Павел Пепперштейн: Конечно, нам это дико нравится!
– Тем более, как и было сказано выше, сами мы такое снять не можем. И на такой градус пафоса не способны.
Павел Пепперштейн: Мы же как бы белые ходоки…
– А когда были способны?
Павел Пепперштейн: Например, во времена Эйзенштейна. Потому что вообще-то весь Голливуд отсюда вырос. Можно так сказать, что тем самым мы опять же имеем какие-то права на Голливуд.
– Имеем. Мы и есть их темное отражение, или они наше светлое отражение. Поди пойми… Мысль, которая мне пришла в голову впервые во время этого разговора, хотя, может быть, прямого отношения к нему не имеет. Да, это политический, религиозный, стопроцентно мифологический проект «Игра престолов», но ведь в основе западной средневековой культуры, из которой это все сплетено, существует высшая гуманистическая европейская тема или сюжет – о любви. Тристан и Изольда, Ромео и Джульетта, Ланселот и Гвиневра – любовь, из-за которой рушится Камелот, как мы знаем, сверхлюбовь. В огромном сериале очень много секса, но он не включает в себя ни одну по-настоящему важную историю любви. Во всяком случае, любви взаимной. Есть сексуальные отношения, есть альянсы, да и все, собственно говоря. Нет любви, кроме родственной, которая тоже слишком близка лояльности, чтобы считать ее любовью. Единственный маленький, несмелый, жалкий намек на историю любви, который здесь есть, моментально заканчивается Кровавой свадьбой. Мужчина вопреки политике выбирает женщину, которую он полюбил…

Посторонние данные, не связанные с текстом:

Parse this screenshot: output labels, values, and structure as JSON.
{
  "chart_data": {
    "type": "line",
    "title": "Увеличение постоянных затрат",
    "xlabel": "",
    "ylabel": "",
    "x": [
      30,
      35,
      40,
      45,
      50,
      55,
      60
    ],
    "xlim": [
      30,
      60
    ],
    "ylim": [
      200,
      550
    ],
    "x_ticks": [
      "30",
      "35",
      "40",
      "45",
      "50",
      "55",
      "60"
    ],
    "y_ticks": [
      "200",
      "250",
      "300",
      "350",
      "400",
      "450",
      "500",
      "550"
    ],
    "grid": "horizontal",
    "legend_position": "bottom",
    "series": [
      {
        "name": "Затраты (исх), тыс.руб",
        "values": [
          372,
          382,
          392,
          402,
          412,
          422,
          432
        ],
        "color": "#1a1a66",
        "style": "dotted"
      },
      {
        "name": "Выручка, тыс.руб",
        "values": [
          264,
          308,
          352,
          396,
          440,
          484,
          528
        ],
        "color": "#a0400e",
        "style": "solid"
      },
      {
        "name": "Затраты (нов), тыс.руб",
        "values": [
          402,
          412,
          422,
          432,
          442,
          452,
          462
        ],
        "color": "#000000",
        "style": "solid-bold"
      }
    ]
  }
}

Павел Пепперштейн: И всех сразу убивают. В этот список жертв, которые Запад собирается принести во имя глобализма, во имя единого мира, мы можем включить и любовь. Запад готов пожертвовать христианством, религией любви, и готов пожертвовать самой любовью. И демократией. Короче говоря, Запад собирается доказать, что он способен переродиться в виде чудовищного монстра. От этого его довольно долго удерживало раздвоение, противостояние сначала против фашистской Германии, потом против коммунистического СССР, и Западу приходилось быть типа хорошим. Сейчас мы видим, что западная культура празднует как невероятный праздник освобождение, избавление от этой роли. Как будто им невероятно мучительно и скучно было быть хорошими, и вот теперь можно сбросить это бремя и действительно насладиться собственным плохизмом. А в этом плохизме действительно, как вы правильно говорите, единственный проблеск любви – это родительская любовь. Отношение к детям, попытка продлиться биологически, поскольку никто не верит уже больше в бессмертную душу. Остается бессознательная вера в геном. Религия крови. Моя кровь, пускай она продлится.
– При этом две главные женщины в сериале, главные противницы-королевы, – Серсея и Дейнерис. Одна из них бесплодна, считает своими детьми драконов и двух из троих теряет. Другая теряет в буквальном смысле всех своих детей и умирает беременной.
Павел Пепперштейн: Эта животная родительская любовь оказывается абсолютно слепой, не оправдывает себя. При этом встречаешь любых западных людей, и первый же вопрос, который от них слышишь: есть ли у вас дети? От русского человека такого вопроса не дождешься, потому что ну есть, ну нет.
– Все равно все умрем.
Павел Пепперштейн: Все равно все умрем или, наоборот, все равно мы все бессмертны. Ну и вообще: мои дети, а есть не мои, там еще дети какие-то пробежали…
– Общинное мышление.
Павел Пепперштейн: Да, общинное. Катастрофической разницы, пропасти между моими детьми и не моими здесь нет, а там, да, действительно есть. И тема «мои дети» – это страшный невроз, это уже появляется у Шекспира мощно. Вообще, весь западный кинематограф происходит из Шекспира. И эта тема – жуткий страх за детей, за угасание генома – одна из мощнейших западных фобий.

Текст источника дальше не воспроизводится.